Bone sat the bulk of the first half with foul trouble and had just four points at intermission. But she was dominant in the second half, particularly during two decisive runs, and finished with 18 points and 15 rebounds.

She was efficient on her offensive touches, making 8 of 12 field goals, which helped the Aggies make 16 of 32 second-half shots. Meanwhile, Kentucky struggled to 12 of 38 (31.6 percent) second-half shooting and watched its two-point halftime lead quickly disappear.

It was a satisfying return to the league for Bone, who was the SEC freshman of the year as a South Carolina freshman before transferring to Texas A&M.

"It's a storybook ending for me," Bone said. "I fell in love with the Southeastern Conference as a little girl and always wanted to play in the Southeastern Conference. That was a lot of the reason why I made my initial decision. Going back to the Big 12, then boom, I'm back here in the SEC. That doesn't happen to everybody who transfers. I'm probably the only person who can ever say that.

"For me, this is about my team. We could still be in the Big 12. We could be in the Big Ten. It didn't really matter. I'm happy, having fun with the group of girls that I go to practice and line up with every day. We're just having fun. When we're having fun, we're a hard team to beat."

Bone got plenty of help from her teammates throughout the tournament run.
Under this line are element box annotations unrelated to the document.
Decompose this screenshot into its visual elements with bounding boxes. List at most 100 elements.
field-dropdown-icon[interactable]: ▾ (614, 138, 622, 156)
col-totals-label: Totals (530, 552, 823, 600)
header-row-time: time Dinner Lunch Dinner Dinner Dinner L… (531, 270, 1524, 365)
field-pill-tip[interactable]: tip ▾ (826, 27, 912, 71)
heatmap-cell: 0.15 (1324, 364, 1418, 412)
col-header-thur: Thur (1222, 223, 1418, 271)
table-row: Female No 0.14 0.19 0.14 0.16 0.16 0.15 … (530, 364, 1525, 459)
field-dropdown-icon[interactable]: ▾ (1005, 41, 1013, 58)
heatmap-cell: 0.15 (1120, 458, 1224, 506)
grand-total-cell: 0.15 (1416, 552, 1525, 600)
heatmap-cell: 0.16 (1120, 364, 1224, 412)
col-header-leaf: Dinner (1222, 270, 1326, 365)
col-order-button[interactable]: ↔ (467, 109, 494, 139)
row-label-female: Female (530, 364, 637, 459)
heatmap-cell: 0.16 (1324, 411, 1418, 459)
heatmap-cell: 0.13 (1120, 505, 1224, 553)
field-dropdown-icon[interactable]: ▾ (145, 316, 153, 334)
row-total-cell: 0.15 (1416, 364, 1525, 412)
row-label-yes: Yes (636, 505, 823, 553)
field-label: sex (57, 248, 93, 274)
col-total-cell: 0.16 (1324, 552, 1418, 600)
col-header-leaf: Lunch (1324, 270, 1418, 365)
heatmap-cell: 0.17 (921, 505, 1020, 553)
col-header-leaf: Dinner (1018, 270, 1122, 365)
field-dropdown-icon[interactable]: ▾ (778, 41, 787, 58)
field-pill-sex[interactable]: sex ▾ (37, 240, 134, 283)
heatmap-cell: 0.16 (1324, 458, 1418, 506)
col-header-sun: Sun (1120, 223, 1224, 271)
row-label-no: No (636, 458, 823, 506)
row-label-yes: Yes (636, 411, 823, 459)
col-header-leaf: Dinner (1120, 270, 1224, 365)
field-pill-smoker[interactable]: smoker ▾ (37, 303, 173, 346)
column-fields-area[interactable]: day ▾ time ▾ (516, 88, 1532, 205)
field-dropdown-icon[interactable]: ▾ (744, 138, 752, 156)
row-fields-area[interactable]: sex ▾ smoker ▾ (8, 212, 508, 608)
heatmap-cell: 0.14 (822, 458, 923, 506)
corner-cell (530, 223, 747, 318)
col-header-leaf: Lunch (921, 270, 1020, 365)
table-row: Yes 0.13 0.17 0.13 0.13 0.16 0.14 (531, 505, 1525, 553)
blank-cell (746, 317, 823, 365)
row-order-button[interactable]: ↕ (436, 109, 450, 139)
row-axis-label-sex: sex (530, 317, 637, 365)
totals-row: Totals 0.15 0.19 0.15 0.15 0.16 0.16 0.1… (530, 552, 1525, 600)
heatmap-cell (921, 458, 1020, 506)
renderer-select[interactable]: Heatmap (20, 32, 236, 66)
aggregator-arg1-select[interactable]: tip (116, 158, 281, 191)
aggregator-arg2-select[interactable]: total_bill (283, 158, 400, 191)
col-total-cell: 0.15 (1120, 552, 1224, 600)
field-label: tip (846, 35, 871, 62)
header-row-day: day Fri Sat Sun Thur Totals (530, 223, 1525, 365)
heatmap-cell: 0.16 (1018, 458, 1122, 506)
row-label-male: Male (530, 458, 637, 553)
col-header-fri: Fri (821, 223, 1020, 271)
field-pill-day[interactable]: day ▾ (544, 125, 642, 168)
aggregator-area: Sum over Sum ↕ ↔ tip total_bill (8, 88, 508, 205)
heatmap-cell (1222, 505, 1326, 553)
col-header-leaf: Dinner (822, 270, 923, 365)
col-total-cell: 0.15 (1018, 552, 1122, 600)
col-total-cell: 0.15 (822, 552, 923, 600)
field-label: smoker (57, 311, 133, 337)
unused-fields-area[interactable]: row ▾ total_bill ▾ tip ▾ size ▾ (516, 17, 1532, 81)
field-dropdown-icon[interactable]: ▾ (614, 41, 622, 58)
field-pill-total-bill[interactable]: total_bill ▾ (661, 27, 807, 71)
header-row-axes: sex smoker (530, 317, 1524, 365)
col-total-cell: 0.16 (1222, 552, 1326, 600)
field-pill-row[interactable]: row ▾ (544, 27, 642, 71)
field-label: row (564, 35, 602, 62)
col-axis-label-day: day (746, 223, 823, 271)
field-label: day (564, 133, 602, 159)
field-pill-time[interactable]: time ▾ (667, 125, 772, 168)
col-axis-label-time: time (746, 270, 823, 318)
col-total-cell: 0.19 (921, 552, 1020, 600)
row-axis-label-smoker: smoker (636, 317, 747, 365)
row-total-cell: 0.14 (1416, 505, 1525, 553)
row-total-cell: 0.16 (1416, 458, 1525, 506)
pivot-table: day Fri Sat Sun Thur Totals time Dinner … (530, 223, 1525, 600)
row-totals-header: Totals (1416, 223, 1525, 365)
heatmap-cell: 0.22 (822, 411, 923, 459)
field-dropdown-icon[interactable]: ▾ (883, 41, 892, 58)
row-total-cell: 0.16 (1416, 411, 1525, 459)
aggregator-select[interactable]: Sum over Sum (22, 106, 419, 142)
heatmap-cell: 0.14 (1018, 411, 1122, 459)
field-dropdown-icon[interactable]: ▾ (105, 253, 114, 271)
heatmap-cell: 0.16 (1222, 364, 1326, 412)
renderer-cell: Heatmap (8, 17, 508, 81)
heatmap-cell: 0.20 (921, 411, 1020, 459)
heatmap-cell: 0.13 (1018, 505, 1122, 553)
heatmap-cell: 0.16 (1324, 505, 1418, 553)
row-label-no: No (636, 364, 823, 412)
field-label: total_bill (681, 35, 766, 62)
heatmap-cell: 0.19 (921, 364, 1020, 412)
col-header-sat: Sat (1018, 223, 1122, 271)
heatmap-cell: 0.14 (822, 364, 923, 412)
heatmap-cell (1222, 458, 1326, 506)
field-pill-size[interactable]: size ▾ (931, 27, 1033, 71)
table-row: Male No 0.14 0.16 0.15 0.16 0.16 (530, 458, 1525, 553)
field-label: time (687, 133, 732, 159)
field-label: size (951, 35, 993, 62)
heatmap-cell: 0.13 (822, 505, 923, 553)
Kristi Bellock had 15 points and eight rebounds in the finals, Courtney Walker had 14 points and seven rebounds and Courtney Williams added 11 points for the Aggies (24-9), who lost to the Wildcats twice during the regular season.

Kentucky (27-5) was led by A'dia Mathies' 19 points and seven rebounds. Jennifer O'Neill contributed 17 points and DeNesha Stallworth scored 10 as the Wildcats fell just short of their second SEC Tourney title ever — the only previous win came in 1982.

Much of of their issues on Sunday involved slowing down Bone.

"Yeah, you really have to have a good team effort to guard her," Kentucky head coach Matthew Mitchell said. "We did that very effectively in College Station. We didn't today. It's very disappointing to get this close and not be able to win. But if you let her get that close to the rim, she's going to have a big day on you. She certainly did."

The five-day showcase, which returned to Gwinnett after a two-year hiatus, drew more than 29,000 fans despite two of its major attendance draws, Tennessee and Georgia, both losing in the semifinals. The venue previously hosted it in 2007 and 2010.

Local fans won't have to wait for the SEC Tourney's return to the Arena at Gwinnett Center, which also hosts the event in 2014.

"That was a great game for television, just like any time you have an SEC championship," Blair said. "The SEC is back, OK. The SEC is back. I know we were in the Big 12 and we thought we were the best back then. Probably Baylor is (best) on the court right now. But the SEC, with the tournament that we had here, with the quality and the depth of this league, it's going to be special in years to come."